Route information
- Maintained by City of Greater Sudbury
- Length: 12.2 km (7.6 mi)

Major junctions
- Northeast end: Highway 144
- Southwest end: numbered designation ends at Brosseau Street, unnumbered road continues to Vermilion Lake

Location
- Country: Canada
- Province: Ontario
- Major cities: Greater Sudbury (Larchwood, Hull)

Highway system
- County roads in Ontario;
- Greater Sudbury Municipal Roads

= Greater Sudbury Municipal Road 13 =

Municipal road in Ontario, Canada

Greater Sudbury Municipal Road 13, also known as Vermilion Lake Road, is a municipal road in the city of Greater Sudbury, Ontario, Canada. It was voted as the worst road in Ontario in the Canadian Automobile Association's annual Ontario's Worst Roads survey in 2007. In the 2008 survey, Vermilion Lake Road dropped to third place behind Steeles Avenue in Toronto and Brock Street in Kingston, while in 2009 the road dropped to ninth place. In 2010, however, the road rose to second place again, behind only Pelican Falls Road in Sioux Lookout.

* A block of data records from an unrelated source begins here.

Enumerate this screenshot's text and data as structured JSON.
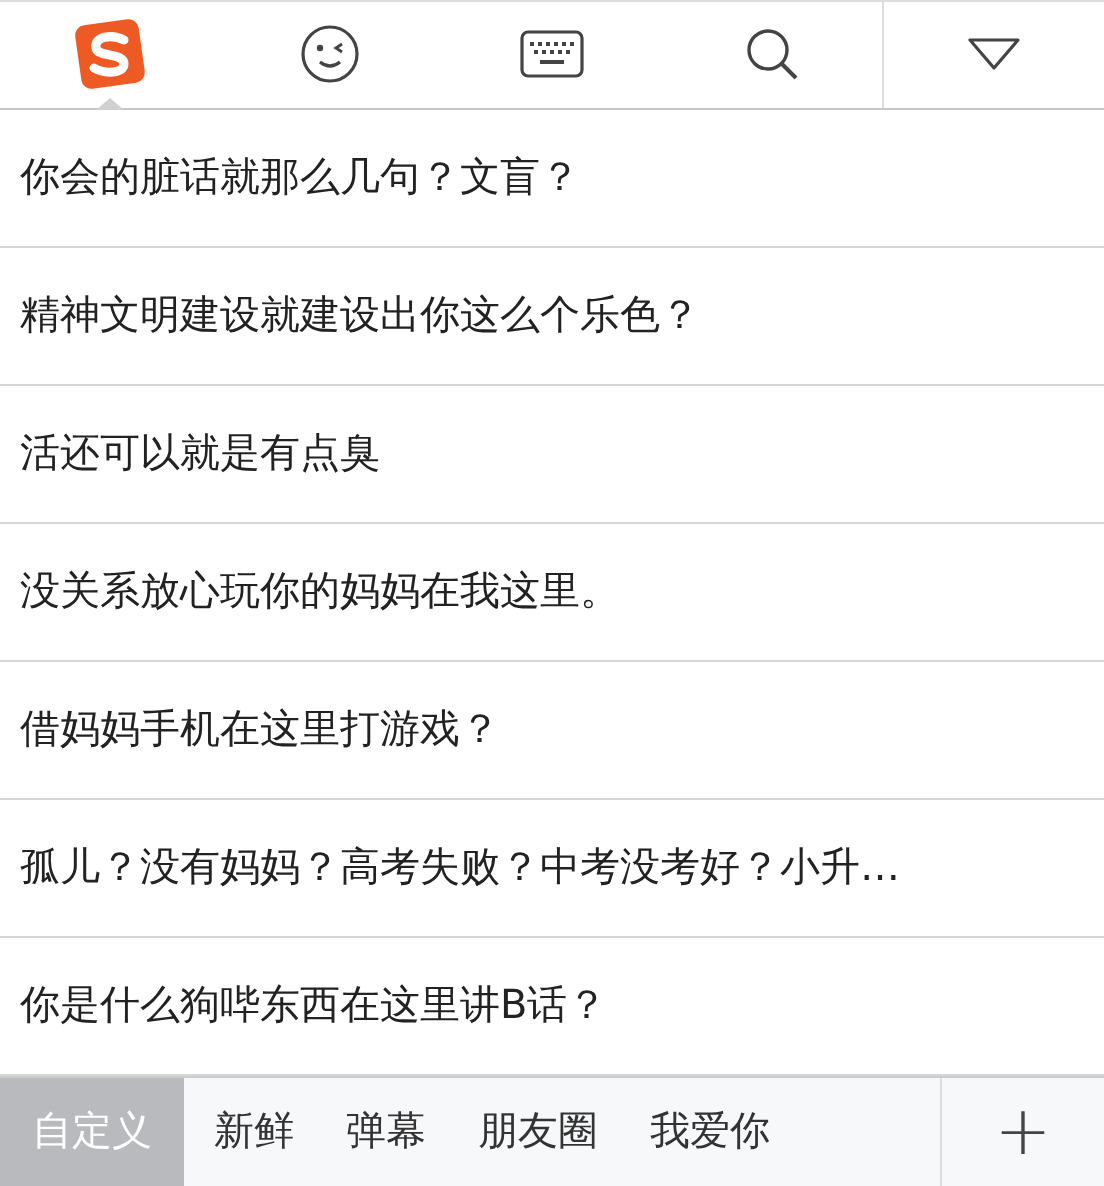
{
  "toolbar": {
    "items": [
      {
        "kind": "logo",
        "selected": true
      },
      {
        "kind": "emoji",
        "selected": false
      },
      {
        "kind": "keyboard",
        "selected": false
      },
      {
        "kind": "search",
        "selected": false
      },
      {
        "kind": "collapse",
        "selected": false
      }
    ]
  },
  "phrases": [
    "你会的脏话就那么几句？文盲？",
    "精神文明建设就建设出你这么个乐色？",
    "活还可以就是有点臭",
    "没关系放心玩你的妈妈在我这里。",
    "借妈妈手机在这里打游戏？",
    "孤儿？没有妈妈？高考失败？中考没考好？小升…",
    "你是什么狗哔东西在这里讲B话？"
  ],
  "categories": [
    {
      "label": "自定义",
      "selected": true
    },
    {
      "label": "新鲜",
      "selected": false
    },
    {
      "label": "弹幕",
      "selected": false
    },
    {
      "label": "朋友圈",
      "selected": false
    },
    {
      "label": "我爱你",
      "selected": false
    }
  ],
  "add_button": {
    "label": "+"
  }
}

The road begins at Highway 144, travelling in a south-westerly direction, until ending its numbered municipal road status at Brosseau Street. However, west of Brosseau Street, the Vermilion Lake Road name continues for a further 1.5 km, ending at a dead end near Vermilion Lake. The road primarily serves the communities of Larchwood and Hull.

In October 2007, shortly after the road was named to the Worst Roads survey, the city launched a construction project to replace four culverts on the road.

Greater Sudbury Road 13 only intersects with one other numbered municipal road, Greater Sudbury Road 12 (Gordon Lake Road).